Cris Collinsworth is meeting the press. Cris loves to meet the press. "I enjoy the attention," he says. And the attentive press loves Cris. He is a breath of fresh air, coursing through the secondaries of the National Football League, catching passes and dropping lines, and as the surprising No. 1 wide receiver of the surprising No. 1 Cincinnati Bengals, his rookie season has been a celebration. It is Nov. 1 and the Bengals have just beaten the Houston Oilers to take a one-game lead over Pittsburgh in the AFC Central. (They still lead the division despite last week's 21-3 loss to San Francisco.) Collinsworth has contributed five catches, one for a touchdown, and has delivered a number of tenacious (if not picture-perfect) blocks. The press crowds four-deep around his locker at Riverfront Stadium, competing for position like hungry sparrows under a mother's hovering beak.
At a lanky 6'4" and 190 pounds, Collinsworth, 22, does, indeed, seem to hover—casually, amiably—over the surging sparrows of the press. The sparrows flock to him whether he catches a lot of passes or not because he makes their lives easier, not to say more enjoyable.
Ask of Cris a sentence, say the Riverfront regulars, and ye shall receive a paragraph.
Ask Cris a dumb cliché question, they say, and ye shall receive a bright, sensible and expansive answer.
And because there is no telling what might pop out when a thought leaps from his fertile mind to his facile tongue, it is best, they say, to drop by early. If you don't, you're likely to miss the meal.
Collinsworth (for example), on the heavy pressures of being a high-profile football mercenary: "I feel like I'm stealing from the Bengals. I've played football all my life for nothing and now they're paying me to do it. The money they pay me to play this game, it's just incredible."

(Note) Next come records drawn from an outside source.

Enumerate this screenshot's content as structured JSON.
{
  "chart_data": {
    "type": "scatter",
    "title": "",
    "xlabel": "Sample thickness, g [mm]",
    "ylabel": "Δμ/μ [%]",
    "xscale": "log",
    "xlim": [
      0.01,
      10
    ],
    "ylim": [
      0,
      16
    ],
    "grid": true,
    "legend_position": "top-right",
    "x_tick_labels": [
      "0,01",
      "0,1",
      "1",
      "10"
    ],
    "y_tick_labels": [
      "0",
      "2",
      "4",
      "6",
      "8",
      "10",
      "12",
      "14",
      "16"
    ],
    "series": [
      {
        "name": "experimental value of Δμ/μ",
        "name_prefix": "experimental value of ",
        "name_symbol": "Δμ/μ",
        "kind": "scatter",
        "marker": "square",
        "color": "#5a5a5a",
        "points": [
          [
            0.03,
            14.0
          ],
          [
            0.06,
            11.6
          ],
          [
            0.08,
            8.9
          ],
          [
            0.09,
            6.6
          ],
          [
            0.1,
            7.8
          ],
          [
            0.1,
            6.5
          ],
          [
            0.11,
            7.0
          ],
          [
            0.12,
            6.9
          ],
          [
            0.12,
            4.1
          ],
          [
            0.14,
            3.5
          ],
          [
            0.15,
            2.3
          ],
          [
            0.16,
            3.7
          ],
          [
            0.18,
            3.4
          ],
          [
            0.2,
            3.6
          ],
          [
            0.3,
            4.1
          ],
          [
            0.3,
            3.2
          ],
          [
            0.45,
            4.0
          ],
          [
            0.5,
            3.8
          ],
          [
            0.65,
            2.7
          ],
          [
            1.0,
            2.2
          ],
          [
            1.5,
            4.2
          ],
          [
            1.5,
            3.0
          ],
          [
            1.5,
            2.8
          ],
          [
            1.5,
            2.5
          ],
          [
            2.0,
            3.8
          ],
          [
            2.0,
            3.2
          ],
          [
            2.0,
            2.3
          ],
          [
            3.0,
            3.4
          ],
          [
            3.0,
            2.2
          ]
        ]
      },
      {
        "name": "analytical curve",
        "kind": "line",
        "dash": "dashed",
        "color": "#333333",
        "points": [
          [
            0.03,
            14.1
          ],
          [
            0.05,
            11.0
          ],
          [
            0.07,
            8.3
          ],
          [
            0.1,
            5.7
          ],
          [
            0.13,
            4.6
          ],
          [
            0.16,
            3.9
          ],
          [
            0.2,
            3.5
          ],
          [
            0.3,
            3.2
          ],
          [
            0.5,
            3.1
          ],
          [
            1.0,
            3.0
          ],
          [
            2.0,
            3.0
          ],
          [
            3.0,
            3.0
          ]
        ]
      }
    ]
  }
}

Collinsworth on the Bengals' emergence as a force in the NFL: "The writers keep asking us, 'Are you thinking about the playoffs?' They expect us to say things like, 'This is a tough league,' and 'It's a long season,' but when they ask me I tell 'em, 'Go ahead and make reservations for Detroit. We'll be there in January.' The fans are loving it. It's been about six years since we started like this, and everybody wants to go to the Super Bowl. I'm worried about finding enough tickets. I've got relatives in this area. I discover a new one every day."
Collinsworth on being a Collinsworth, born the first son of a high school administrator in Dayton, raised in Mims, Fla. (pop. 8,309): "My parents named me C-r-i-s because they didn't want to spell it like everybody else, with an 'h.' Actually, Cris is my middle name. Anthony Cris Collinsworth. They were going to call me Cris Anthony, but it sounded too much like chrysanthemum."
Collinsworth on his father, Abe, now assistant school superintendent in Brevard County, Fla.: "His full name is Abraham Lincoln Collinsworth. He was a great basketball player in high school, and people say when he went on to play at Kentucky in the '50s, the fans used to come out just to watch him dunk the ball in warmups. He still likes to put on a show. He's got a big ol' potbelly and he goes out and puts 'em in two-handed from 40 feet. He does all this fancy stuff, dribbling the ball behind his back and everything. He saw the Globetrotters as a kid and he went right home and started spinning the ball on his finger."
Collinsworth on his mother, Donetta, Abe's college sweetheart: "When I was in the third grade, I outran everybody in the class and won a medal. When I came home, I told Mom what a fast dude I was. She said, 'Don't brag.' I said, 'But it's true.' She said, 'O.K., come with me,' and she took me outside the house and had Dad pace off a 50-yard strip. Fifty yards is about as long as Mims itself, and she was gonna race me. I was laughing. 'C'mon, Mom, get serious.' She beat me three straight. I swear. You don't mess around with Mom."